McLaren LT170
- Category: Group A Sports Cars
- Constructor: McLaren
- Predecessor: McLaren M6B / Lola T70

Technical specifications
- Engine: Chevrolet 16-valve, OHV V8, naturally-aspirated, mid-mounted

Competition history
- Notable drivers: Howie Sangster

= McLaren LT170 =

Sports prototype racing car

The McLaren LT170 was a sports prototype racing car, built in 1971. The LT170 was a hybrid of the Lola T70 and McLaren M6B Can-Am cars, and used a Chevrolet V8 engine. One car was built, which Howie Sangster used on the way to winning the 1972 Western Australia Sports Car Championship.

==Racing history==
Part way through the 1971 Australian Sports Car Championship (ASCC), Pinocchio's Racing Team built a hybrid of the Lola T70 and McLaren M6B Can-Am sports prototypes, and christened the resulting car as the McLaren LT170. The car wore the customer version of the M6 McLaren bodywork, known as the M12. It made its debut in the third round of the series, held at Wanneroo Park, in the hands of Howie Sangster, who took second place and the fastest lap, finishing right behind John Harvey's conventional McLaren M6B. In conjunction with another second earlier in the season with a Matich SR3, Sangster took third in the driver's standings, with 12 points.
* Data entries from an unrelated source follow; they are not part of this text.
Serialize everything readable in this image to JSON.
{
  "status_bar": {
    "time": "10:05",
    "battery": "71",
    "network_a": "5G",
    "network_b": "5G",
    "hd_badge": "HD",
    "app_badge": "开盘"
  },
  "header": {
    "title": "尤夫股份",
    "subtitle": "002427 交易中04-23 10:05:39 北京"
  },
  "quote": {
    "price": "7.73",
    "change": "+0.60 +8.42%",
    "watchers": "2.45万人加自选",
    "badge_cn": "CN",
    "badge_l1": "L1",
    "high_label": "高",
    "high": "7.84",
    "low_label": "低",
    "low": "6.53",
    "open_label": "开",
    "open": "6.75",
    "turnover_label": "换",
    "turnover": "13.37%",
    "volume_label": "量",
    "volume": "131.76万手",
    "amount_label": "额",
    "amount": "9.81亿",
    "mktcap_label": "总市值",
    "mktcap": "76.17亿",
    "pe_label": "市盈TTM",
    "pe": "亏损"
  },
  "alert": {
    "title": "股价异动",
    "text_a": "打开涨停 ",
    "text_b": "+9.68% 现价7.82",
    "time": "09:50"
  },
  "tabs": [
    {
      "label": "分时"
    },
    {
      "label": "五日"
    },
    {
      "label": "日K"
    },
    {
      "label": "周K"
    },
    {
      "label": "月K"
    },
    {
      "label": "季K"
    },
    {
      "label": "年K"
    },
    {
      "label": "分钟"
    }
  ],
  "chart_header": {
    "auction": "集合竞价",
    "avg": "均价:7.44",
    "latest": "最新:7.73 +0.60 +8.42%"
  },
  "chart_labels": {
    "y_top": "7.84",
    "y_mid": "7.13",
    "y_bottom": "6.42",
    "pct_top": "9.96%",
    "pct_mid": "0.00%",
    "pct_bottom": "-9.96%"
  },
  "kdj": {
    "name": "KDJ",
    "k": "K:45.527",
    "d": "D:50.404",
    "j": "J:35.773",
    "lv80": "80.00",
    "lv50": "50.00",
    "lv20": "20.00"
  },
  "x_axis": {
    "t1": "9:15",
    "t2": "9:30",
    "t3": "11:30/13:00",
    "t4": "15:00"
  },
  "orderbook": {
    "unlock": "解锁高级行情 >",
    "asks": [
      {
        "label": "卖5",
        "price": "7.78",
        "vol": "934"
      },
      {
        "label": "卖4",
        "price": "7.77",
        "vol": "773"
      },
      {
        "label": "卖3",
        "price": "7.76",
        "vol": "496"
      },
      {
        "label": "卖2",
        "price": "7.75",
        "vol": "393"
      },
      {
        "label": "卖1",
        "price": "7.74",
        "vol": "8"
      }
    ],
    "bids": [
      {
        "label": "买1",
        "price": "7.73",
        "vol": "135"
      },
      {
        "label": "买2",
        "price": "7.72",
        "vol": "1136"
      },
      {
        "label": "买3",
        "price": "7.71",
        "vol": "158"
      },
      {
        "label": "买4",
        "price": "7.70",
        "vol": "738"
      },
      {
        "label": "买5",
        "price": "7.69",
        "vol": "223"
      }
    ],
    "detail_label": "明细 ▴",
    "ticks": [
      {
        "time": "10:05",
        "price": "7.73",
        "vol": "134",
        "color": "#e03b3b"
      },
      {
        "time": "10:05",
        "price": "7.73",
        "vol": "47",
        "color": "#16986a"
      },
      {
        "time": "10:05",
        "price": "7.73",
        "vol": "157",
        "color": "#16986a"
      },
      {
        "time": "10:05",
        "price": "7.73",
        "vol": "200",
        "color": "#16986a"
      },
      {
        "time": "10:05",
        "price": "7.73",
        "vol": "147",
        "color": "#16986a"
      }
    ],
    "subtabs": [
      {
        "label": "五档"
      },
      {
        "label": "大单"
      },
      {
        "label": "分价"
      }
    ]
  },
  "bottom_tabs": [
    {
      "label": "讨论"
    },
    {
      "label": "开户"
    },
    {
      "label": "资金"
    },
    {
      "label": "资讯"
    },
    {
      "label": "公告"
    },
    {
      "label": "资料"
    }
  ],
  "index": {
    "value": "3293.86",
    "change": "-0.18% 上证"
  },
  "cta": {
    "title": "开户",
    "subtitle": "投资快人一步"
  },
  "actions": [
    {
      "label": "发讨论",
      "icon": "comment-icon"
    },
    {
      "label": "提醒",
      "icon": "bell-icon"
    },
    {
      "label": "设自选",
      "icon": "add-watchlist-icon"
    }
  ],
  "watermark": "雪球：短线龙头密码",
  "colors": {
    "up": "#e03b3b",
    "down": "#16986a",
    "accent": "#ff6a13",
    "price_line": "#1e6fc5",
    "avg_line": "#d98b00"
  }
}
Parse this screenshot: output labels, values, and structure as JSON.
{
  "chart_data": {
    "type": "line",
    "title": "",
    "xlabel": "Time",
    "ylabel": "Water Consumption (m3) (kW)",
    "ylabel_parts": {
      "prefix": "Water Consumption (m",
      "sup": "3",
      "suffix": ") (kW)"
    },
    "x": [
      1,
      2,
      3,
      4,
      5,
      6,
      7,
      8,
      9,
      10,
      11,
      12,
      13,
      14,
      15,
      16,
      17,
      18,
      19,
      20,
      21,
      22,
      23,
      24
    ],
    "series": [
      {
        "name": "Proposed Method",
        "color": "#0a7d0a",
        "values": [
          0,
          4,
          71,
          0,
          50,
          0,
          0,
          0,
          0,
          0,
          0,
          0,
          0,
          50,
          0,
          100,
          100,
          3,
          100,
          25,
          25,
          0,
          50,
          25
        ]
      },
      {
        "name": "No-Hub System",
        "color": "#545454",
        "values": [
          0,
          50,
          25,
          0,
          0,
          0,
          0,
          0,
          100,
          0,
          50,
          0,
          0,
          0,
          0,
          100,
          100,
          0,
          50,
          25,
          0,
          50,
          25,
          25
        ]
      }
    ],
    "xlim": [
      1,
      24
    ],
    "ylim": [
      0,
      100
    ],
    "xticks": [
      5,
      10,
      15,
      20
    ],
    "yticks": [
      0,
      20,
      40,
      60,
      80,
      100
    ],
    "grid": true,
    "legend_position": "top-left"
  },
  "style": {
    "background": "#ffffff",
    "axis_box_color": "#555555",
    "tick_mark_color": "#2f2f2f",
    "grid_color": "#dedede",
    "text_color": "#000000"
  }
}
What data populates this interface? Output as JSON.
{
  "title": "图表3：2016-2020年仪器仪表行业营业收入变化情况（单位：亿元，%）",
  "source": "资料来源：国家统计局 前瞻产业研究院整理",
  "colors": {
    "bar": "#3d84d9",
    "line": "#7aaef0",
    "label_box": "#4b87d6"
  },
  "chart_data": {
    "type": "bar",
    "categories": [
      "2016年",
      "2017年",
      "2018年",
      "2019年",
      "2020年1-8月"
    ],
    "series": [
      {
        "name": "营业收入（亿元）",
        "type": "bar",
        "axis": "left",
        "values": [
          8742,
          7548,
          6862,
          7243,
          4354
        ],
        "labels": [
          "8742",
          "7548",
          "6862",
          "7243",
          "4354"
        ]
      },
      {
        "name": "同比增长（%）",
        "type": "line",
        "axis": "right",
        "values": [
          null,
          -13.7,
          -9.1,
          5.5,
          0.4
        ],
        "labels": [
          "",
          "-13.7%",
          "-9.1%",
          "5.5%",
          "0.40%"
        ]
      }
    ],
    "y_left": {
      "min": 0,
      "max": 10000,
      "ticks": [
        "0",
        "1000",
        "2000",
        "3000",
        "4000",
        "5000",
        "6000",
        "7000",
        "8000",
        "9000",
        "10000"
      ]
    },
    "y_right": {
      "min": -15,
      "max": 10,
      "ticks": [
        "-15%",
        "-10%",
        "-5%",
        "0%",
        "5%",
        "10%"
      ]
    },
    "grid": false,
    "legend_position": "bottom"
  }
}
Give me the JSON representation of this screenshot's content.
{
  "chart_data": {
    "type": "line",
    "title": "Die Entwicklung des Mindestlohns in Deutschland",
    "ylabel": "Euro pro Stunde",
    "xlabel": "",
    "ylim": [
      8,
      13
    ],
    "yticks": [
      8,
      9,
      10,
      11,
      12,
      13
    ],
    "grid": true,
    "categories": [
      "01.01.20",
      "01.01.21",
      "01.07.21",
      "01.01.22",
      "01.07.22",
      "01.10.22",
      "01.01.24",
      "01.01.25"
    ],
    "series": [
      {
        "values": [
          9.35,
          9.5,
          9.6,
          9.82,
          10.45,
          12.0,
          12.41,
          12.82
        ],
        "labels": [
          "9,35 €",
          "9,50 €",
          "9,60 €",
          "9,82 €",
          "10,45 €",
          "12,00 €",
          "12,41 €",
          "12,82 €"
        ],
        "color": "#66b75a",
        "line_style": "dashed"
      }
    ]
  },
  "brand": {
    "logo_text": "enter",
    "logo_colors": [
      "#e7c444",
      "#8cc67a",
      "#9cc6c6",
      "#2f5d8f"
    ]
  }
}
Sangster drove the car to victory in the 1972 Western Australian Sports Car Championship, which was also the Wanneroo Park round of the 1972 Australian Sports Car Championship. He finished almost a minute ahead of Stuart Kostera's Matich SR3. He entered the Wanneroo Park round of the 1973 Australian Sports Car Championship as well, but retired from the race.

Bill Maddocks contested the Adelaide round of the 1974 Australian Sports Car Championship with the LT170 and also competed in the final round at Symmons Plains. Maddocks continued to race the car in 1975.